Friday, August 5, 2016

"Mad Like Artaud” by Sylvére Lotringer / Translated by Joanna Spinks (univocal)


"Mad Like Artaud” by Sylvére Lotringer / Translated by Joanna Spinks (univocal)


I read books on Antonin Artaud like a Dodger or Yankees fan eating peanuts in a game.  I can’t get enough of Artaud, and almost every book on him, at the very least, is super interesting.  “Mad Like Artaud” by Sylvére Lotringer, is the best.   So good in fact, that at times have a hard time believing that Lotringer actually interviewed these key people who were Artaud’s doctors as well as the woman who ran his literary estate.   By hook or crook.   

In French literary circles the issue of Artaud and his madness and therefore his stay in a mental hospital during the occupation is quite controversial.   The Letterists had a campaign to annoy the doctor who helped (or destroy) Artaud in the mental hospital - and here we get fascinating long interviews with two of Artaud’s doctors: Jacques Latrémolière and Gaston Ferdière.  Lotringer is very aggressive in his questioning for both doctors, but more so for Latrémolière, who clearly didn’t care for Artaud’s work.  In fact, he finds it hard to believe that he has any importance whatsoever.   On the other hand, Ferdière has a great appreciation for Artaud and his work - and, weirdly enough, has the hatred from the Letterist.    What is interesting, as we get an inside view of Artaud’s craziness as well as his life in the hospital.  At the start, he almost starved to death, but due to his friend, the poet Robert Desnos, he was spared the misery.  So now we have the push and pull of people around Artaud, and in a way it is sort of madness in itself.   The most saddest to me is Paule Thèvenin, who is a controversial figure in the Artaud world.  She was the head of his literary estate, with some unhappiness on the part of his family.  Still, the bitterness comes through after many years. 
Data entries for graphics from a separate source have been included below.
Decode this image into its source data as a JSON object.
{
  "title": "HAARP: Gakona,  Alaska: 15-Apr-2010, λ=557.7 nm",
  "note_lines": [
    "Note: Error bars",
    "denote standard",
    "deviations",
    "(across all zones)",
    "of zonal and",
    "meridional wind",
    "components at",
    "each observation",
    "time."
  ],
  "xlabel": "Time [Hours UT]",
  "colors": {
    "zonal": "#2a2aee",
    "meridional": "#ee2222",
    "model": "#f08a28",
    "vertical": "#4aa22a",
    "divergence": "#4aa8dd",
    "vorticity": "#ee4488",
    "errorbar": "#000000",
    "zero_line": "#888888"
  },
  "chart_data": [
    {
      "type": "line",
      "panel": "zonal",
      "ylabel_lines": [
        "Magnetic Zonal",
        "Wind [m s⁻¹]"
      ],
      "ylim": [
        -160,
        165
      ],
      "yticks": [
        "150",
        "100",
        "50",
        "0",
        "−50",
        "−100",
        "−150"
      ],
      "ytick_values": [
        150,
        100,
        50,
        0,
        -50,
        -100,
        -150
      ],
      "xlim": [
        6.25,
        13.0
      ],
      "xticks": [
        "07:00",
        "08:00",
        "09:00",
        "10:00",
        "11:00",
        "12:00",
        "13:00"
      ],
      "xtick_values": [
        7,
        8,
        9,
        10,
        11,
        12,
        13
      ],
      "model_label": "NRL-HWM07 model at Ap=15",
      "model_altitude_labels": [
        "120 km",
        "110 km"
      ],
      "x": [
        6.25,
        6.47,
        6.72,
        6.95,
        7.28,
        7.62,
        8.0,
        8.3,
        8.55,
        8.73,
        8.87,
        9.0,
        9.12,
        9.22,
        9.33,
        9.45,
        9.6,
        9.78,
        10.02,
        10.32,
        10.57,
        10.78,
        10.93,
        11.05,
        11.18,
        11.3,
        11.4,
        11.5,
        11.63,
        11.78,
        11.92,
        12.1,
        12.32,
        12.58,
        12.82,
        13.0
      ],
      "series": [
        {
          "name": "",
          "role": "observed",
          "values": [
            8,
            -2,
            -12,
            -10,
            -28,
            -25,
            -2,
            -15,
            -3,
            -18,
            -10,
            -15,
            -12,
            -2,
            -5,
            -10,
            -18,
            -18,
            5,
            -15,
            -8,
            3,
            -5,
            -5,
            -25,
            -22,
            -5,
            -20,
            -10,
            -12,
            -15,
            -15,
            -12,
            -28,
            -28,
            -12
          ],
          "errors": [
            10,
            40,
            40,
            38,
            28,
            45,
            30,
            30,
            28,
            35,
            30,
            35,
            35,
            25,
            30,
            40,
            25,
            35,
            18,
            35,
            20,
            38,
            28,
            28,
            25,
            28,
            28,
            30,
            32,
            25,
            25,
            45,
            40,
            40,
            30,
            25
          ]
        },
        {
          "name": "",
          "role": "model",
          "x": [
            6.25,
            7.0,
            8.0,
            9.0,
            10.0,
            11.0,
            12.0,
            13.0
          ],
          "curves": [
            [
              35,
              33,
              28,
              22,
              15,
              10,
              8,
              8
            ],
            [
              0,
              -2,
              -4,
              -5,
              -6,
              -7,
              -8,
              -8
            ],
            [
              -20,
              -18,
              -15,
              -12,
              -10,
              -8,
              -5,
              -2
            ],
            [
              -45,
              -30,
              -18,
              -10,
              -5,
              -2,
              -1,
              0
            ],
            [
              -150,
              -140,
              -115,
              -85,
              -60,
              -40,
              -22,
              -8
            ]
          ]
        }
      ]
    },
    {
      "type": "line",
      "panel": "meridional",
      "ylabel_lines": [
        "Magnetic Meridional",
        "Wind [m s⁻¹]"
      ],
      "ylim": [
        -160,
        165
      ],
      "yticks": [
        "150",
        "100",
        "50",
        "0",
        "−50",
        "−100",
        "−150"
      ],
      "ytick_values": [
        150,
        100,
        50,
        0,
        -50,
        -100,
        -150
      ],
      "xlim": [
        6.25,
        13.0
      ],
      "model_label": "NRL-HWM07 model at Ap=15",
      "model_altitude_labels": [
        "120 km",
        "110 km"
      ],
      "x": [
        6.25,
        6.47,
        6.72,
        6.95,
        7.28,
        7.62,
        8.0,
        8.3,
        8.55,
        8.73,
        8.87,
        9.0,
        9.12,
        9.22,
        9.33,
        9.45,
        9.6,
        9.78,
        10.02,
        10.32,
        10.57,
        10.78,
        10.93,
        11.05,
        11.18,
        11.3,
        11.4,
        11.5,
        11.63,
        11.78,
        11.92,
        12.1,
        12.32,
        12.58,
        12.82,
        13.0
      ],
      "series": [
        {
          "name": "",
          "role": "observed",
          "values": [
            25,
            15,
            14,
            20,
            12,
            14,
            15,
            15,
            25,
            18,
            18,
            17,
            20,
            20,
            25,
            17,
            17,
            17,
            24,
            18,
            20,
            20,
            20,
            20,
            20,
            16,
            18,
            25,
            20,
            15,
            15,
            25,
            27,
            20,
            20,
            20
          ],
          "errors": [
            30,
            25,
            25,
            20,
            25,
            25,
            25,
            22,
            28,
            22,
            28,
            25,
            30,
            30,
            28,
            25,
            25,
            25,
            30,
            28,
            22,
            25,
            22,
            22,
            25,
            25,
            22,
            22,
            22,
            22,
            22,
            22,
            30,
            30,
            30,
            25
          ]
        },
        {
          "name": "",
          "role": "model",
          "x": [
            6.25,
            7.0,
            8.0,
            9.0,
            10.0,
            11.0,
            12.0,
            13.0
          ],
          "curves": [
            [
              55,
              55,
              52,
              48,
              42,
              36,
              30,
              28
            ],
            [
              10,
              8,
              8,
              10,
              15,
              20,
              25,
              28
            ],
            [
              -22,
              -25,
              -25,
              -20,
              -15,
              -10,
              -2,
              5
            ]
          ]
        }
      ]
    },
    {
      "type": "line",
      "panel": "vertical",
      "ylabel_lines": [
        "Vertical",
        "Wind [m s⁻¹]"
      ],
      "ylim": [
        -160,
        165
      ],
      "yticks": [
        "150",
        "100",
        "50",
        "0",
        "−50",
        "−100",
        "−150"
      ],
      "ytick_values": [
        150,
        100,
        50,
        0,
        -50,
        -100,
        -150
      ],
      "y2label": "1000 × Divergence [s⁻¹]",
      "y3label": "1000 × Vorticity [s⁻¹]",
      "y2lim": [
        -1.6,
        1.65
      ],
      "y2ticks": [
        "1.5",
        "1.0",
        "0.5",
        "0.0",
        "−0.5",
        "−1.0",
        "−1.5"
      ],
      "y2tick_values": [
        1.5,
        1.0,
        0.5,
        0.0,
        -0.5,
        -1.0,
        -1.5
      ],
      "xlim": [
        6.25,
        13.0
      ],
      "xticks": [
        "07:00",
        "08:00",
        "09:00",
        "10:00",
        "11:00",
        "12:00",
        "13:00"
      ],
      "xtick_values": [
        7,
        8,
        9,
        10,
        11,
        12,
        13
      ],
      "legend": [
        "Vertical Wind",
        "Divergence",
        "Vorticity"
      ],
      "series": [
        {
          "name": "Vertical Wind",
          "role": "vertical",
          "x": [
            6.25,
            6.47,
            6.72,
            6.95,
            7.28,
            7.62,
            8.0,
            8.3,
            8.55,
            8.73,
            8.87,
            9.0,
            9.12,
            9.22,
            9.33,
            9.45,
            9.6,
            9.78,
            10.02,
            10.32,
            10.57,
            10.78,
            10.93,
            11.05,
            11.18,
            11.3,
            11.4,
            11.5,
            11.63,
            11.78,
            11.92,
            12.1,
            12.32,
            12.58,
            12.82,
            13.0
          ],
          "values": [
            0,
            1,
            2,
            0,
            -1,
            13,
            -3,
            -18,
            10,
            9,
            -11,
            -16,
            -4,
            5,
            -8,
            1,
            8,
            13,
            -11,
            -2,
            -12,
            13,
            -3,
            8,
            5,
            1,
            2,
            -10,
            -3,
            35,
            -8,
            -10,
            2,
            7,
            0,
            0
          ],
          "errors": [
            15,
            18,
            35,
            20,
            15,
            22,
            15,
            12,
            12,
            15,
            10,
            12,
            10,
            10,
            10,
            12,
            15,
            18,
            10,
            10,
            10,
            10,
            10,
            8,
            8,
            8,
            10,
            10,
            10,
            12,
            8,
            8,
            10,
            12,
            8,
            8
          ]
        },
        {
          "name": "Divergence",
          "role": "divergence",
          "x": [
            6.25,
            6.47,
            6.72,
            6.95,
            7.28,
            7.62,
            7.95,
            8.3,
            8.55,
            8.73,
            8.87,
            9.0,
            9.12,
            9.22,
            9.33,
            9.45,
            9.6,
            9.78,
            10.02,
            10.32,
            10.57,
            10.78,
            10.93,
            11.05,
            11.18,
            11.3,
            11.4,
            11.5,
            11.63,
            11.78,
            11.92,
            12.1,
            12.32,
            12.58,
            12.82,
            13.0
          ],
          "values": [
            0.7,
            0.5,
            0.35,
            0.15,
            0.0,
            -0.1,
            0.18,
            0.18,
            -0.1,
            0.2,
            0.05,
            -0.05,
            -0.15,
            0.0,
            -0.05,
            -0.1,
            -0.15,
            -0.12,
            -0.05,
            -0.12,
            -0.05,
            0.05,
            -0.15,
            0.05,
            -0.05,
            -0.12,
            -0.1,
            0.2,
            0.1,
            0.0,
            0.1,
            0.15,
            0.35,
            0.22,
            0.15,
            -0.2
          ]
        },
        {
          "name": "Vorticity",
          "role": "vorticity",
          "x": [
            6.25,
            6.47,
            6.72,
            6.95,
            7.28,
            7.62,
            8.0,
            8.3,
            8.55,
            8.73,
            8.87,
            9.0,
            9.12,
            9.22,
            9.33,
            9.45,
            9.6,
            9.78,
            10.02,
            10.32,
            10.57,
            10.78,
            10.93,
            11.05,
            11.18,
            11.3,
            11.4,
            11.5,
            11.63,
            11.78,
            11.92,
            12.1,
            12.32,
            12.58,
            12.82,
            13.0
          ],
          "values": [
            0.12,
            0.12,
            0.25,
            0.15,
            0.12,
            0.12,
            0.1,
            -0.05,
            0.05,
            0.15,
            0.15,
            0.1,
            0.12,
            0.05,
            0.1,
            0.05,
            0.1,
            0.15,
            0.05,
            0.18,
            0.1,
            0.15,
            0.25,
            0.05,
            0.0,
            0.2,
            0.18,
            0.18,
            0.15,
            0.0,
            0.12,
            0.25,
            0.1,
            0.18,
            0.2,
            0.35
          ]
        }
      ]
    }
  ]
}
There is some fiction in the book, where Lotringer meets Artaud as an dying old man - which makes the whole book kind of hmmm.  Nevertheless, a fascinating book, and truly a superbly written one as well.   For sure a classic Artaud study, but also a fascinating look into the world of a French mental hospital in the post-war years as well as during the occupation.  A must for the Artaud lunatic, but also anyone who is interested in 20th century French literature.